Sesenta y ocho años han pasado luego de esta tragedia humanitaria y ambiental sin precedentes, y los países “civilizados” continúan sus proyectos nucleares bajo la falacia de que orientados exclusivamente hacia fines científicos y/o energéticos (último que no deja de ser un arma nuclear; pensemos en Chernóbil o Fukushima).

En ‘Eichmann en Jerusalén’, Hannah Arendt describe que tras haber asistido a la Conferencia de Wannsee de 1942 en la que las élites del partido Nazi tomaron las decisiones sobre la Solución Final, Eichmann se sintió libre de toda culpa al asimilar que no era nada ni nadie para juzgar esta voluntad. El perfecto sistema burocrático diseñado por el totalitarismo afianzaba las condiciones para que el individuo dejara de sentirse responsable por sus acciones individuales. Al final, la culpa no era del burócrata, sino del engranaje, del sistema, de nadie.

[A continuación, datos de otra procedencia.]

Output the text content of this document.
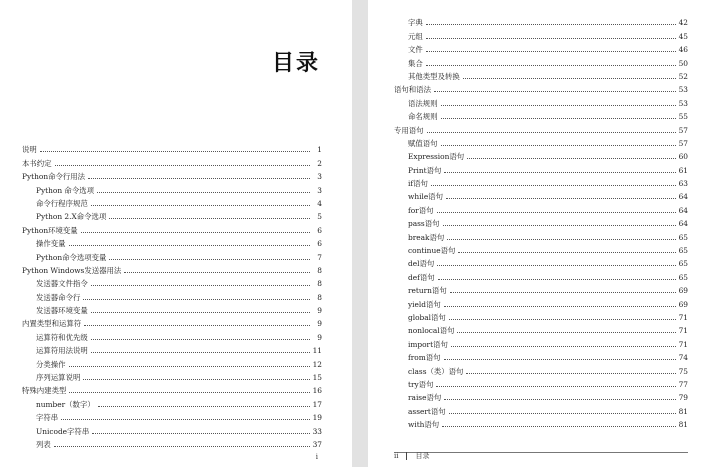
目录
说明	1
本书约定	2
Python命令行用法	3
Python 命令选项	3
命令行程序规范	4
Python 2.X命令选项	5
Python环境变量	6
操作变量	6
Python命令选项变量	7
Python Windows发送器用法	8
发送器文件指令	8
发送器命令行	8
发送器环境变量	9
内置类型和运算符	9
运算符和优先级	9
运算符用法说明	11
分类操作	12
序列运算说明	15
特殊内建类型	16
number（数字）	17
字符串	19
Unicode字符串	33
列表	37
i
字典	42
元组	45
文件	46
集合	50
其他类型及转换	52
语句和语法	53
语法规则	53
命名规则	55
专用语句	57
赋值语句	57
Expression语句	60
Print语句	61
if语句	63
while语句	64
for语句	64
pass语句	64
break语句	65
continue语句	65
del语句	65
def语句	65
return语句	69
yield语句	69
global语句	71
nonlocal语句	71
import语句	71
from语句	74
class（类）语句	75
try语句	77
raise语句	79
assert语句	81
with语句	81
ii 目录
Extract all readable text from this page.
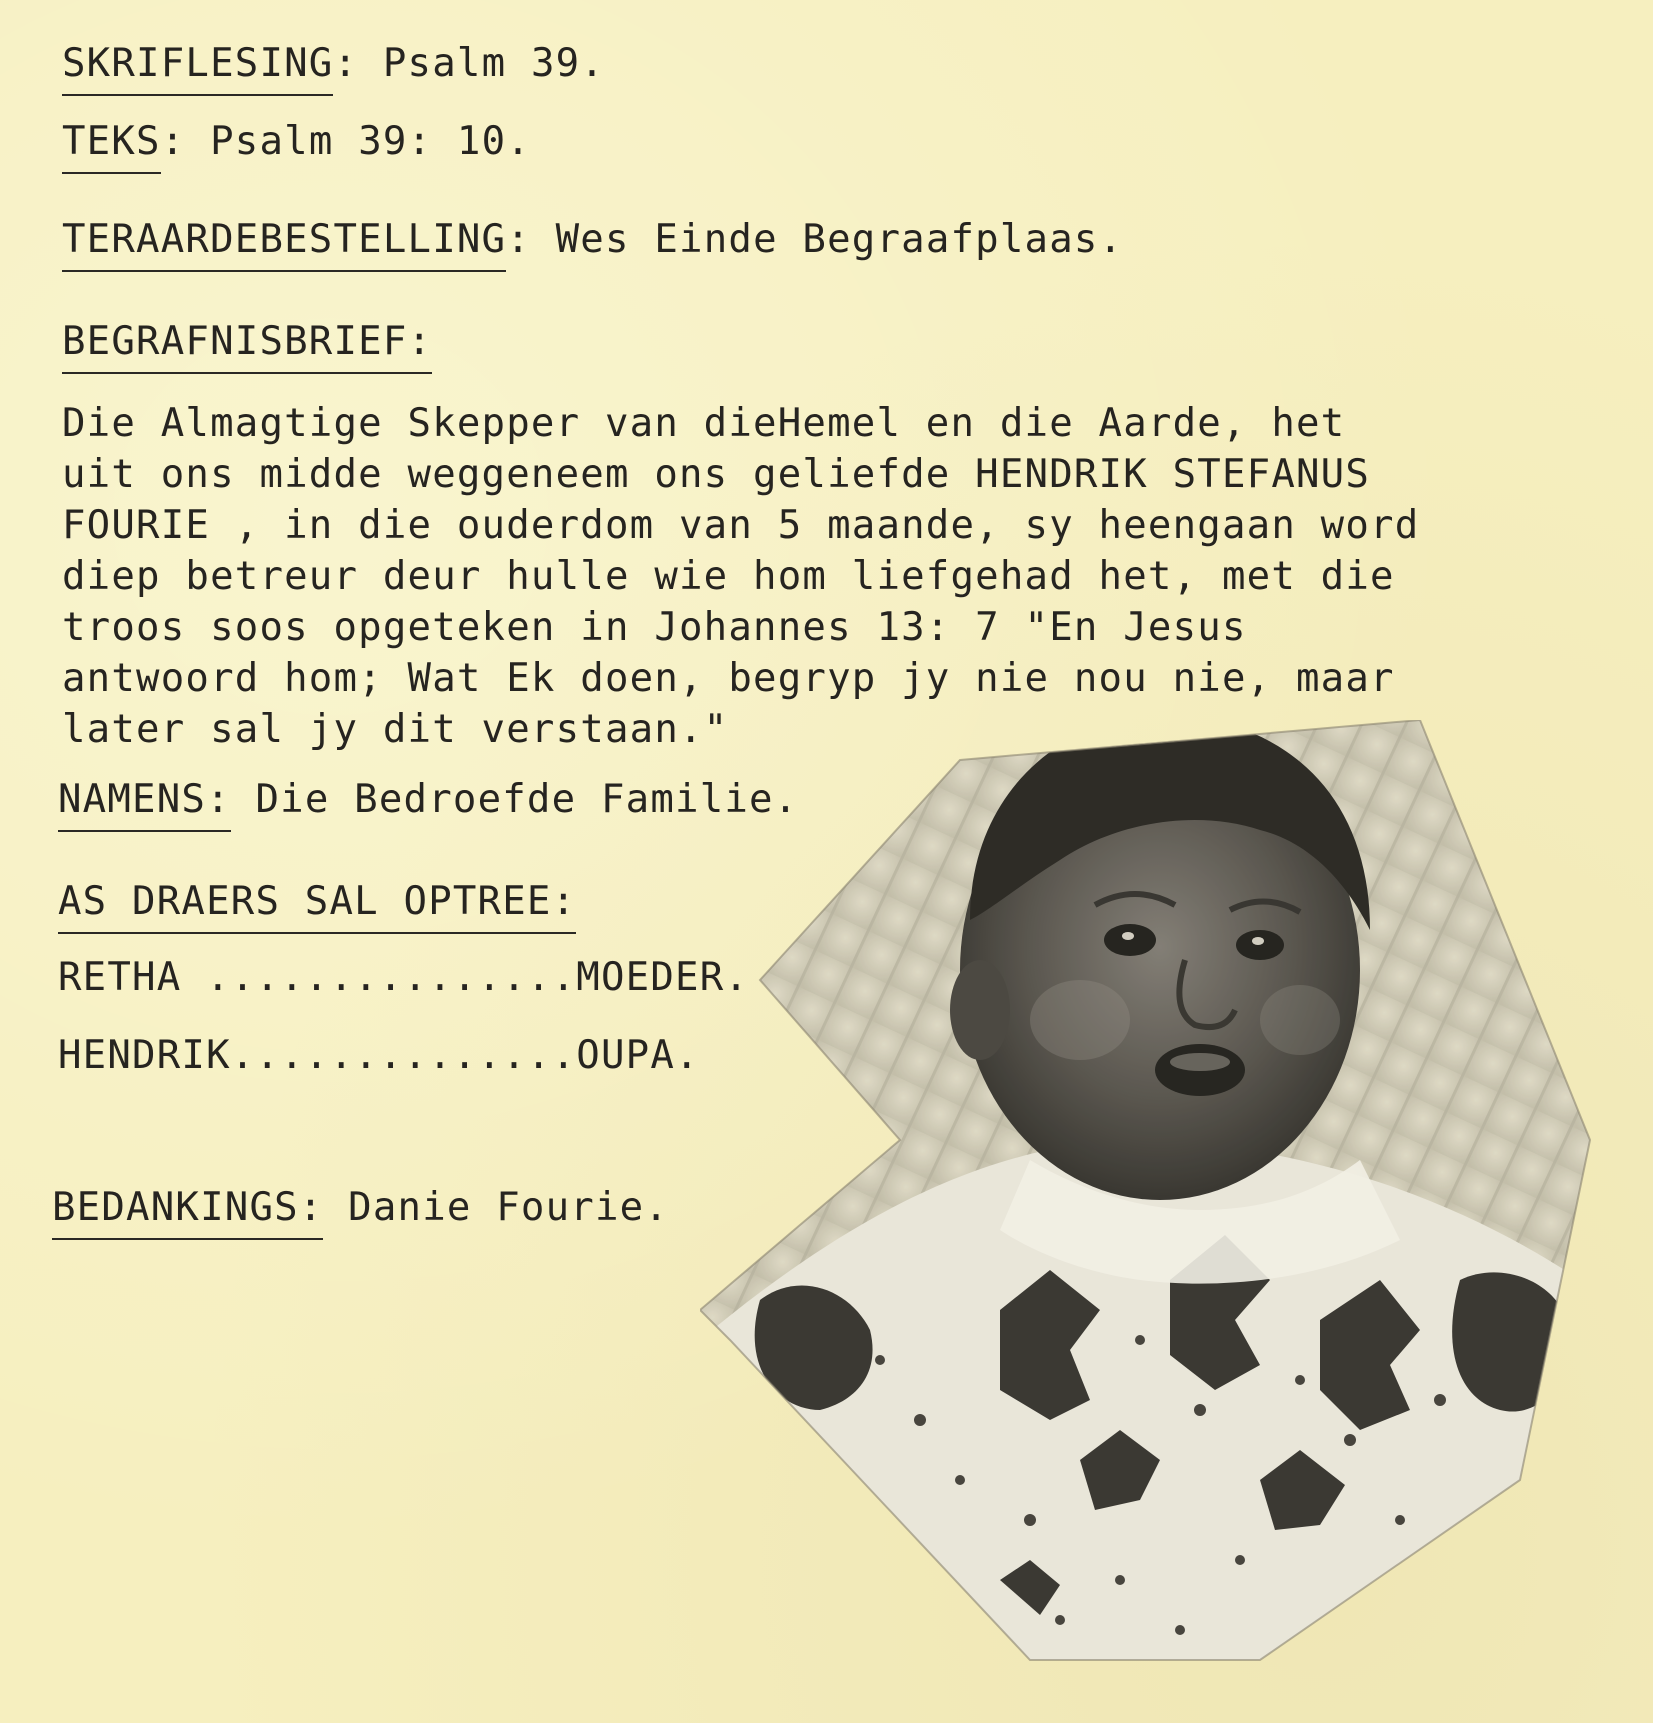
SKRIFLESING: Psalm 39.
TEKS: Psalm 39: 10.
TERAARDEBESTELLING: Wes Einde Begraafplaas.
BEGRAFNISBRIEF:
Die Almagtige Skepper van dieHemel en die Aarde, het
uit ons midde weggeneem ons geliefde HENDRIK STEFANUS
FOURIE , in die ouderdom van 5 maande, sy heengaan word
diep betreur deur hulle wie hom liefgehad het, met die
troos soos opgeteken in Johannes 13: 7 "En Jesus
antwoord hom; Wat Ek doen, begryp jy nie nou nie, maar
later sal jy dit verstaan."
NAMENS: Die Bedroefde Familie.
AS DRAERS SAL OPTREE:
RETHA ...............MOEDER.
HENDRIK..............OUPA.
BEDANKINGS: Danie Fourie.
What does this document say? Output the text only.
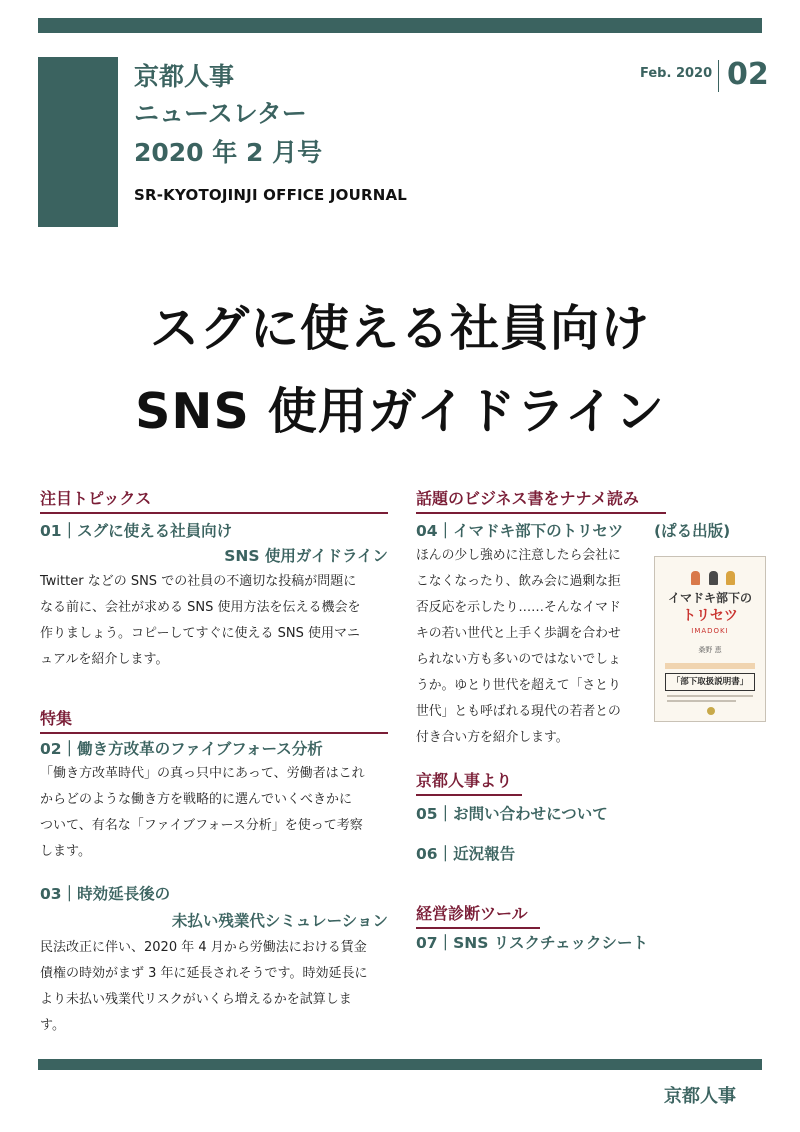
京都人事
ニュースレター
2020 年 2 月号
SR-KYOTOJINJI OFFICE JOURNAL
Feb. 2020 02
スグに使える社員向け
SNS 使用ガイドライン
注目トピックス
01｜スグに使える社員向け
SNS 使用ガイドライン
Twitter などの SNS での社員の不適切な投稿が問題に
なる前に、会社が求める SNS 使用方法を伝える機会を
作りましょう。コピーしてすぐに使える SNS 使用マニ
ュアルを紹介します。
特集
02｜働き方改革のファイブフォース分析
「働き方改革時代」の真っ只中にあって、労働者はこれ
からどのような働き方を戦略的に選んでいくべきかに
ついて、有名な「ファイブフォース分析」を使って考察
します。
03｜時効延長後の
未払い残業代シミュレーション
民法改正に伴い、2020 年 4 月から労働法における賃金
債権の時効がまず 3 年に延長されそうです。時効延長に
より未払い残業代リスクがいくら増えるかを試算しま
す。
話題のビジネス書をナナメ読み
04｜イマドキ部下のトリセツ (ぱる出版)
ほんの少し強めに注意したら会社に
こなくなったり、飲み会に過剰な拒
否反応を示したり……そんなイマド
キの若い世代と上手く歩調を合わせ
られない方も多いのではないでしょ
うか。ゆとり世代を超えて「さとり
世代」とも呼ばれる現代の若者との
付き合い方を紹介します。
イマドキ部下の
トリセツ
IMADOKI
桑野 恵
「部下取扱説明書」
京都人事より
05｜お問い合わせについて
06｜近況報告
経営診断ツール
07｜SNS リスクチェックシート
京都人事
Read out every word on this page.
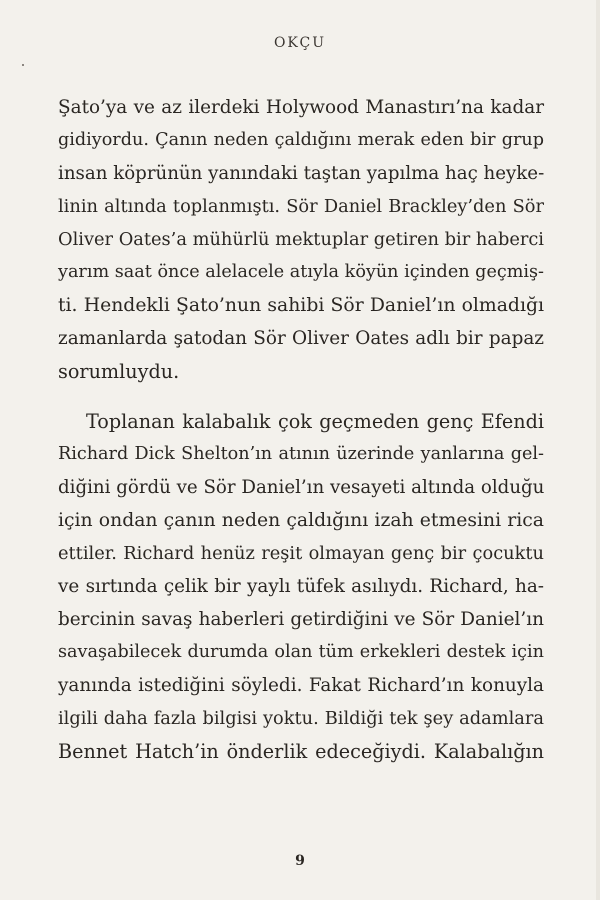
OKÇU
Şato’ya ve az ilerdeki Holywood Manastırı’na kadar
gidiyordu. Çanın neden çaldığını merak eden bir grup
insan köprünün yanındaki taştan yapılma haç heyke-
linin altında toplanmıştı. Sör Daniel Brackley’den Sör
Oliver Oates’a mühürlü mektuplar getiren bir haberci
yarım saat önce alelacele atıyla köyün içinden geçmiş-
ti. Hendekli Şato’nun sahibi Sör Daniel’ın olmadığı
zamanlarda şatodan Sör Oliver Oates adlı bir papaz
sorumluydu.
Toplanan kalabalık çok geçmeden genç Efendi
Richard Dick Shelton’ın atının üzerinde yanlarına gel-
diğini gördü ve Sör Daniel’ın vesayeti altında olduğu
için ondan çanın neden çaldığını izah etmesini rica
ettiler. Richard henüz reşit olmayan genç bir çocuktu
ve sırtında çelik bir yaylı tüfek asılıydı. Richard, ha-
bercinin savaş haberleri getirdiğini ve Sör Daniel’ın
savaşabilecek durumda olan tüm erkekleri destek için
yanında istediğini söyledi. Fakat Richard’ın konuyla
ilgili daha fazla bilgisi yoktu. Bildiği tek şey adamlara
Bennet Hatch’in önderlik edeceğiydi. Kalabalığın
9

La burocracia es la que ha permitido que el ‘mal’ se banalice, que el individuo se despersonalice a tal punto que no pueda oponer resistencia al acto de crueldad más atroz. La misma burocracia, en forma de realpolitik, que todavía intenta imponer guerras por doquier, con la amenaza de uso de armas nucleares u otras de destrucción masiva.

Mil gracias por el antídoto de estas voces. En especial, por el de las más jóvenes que han acogido el legado.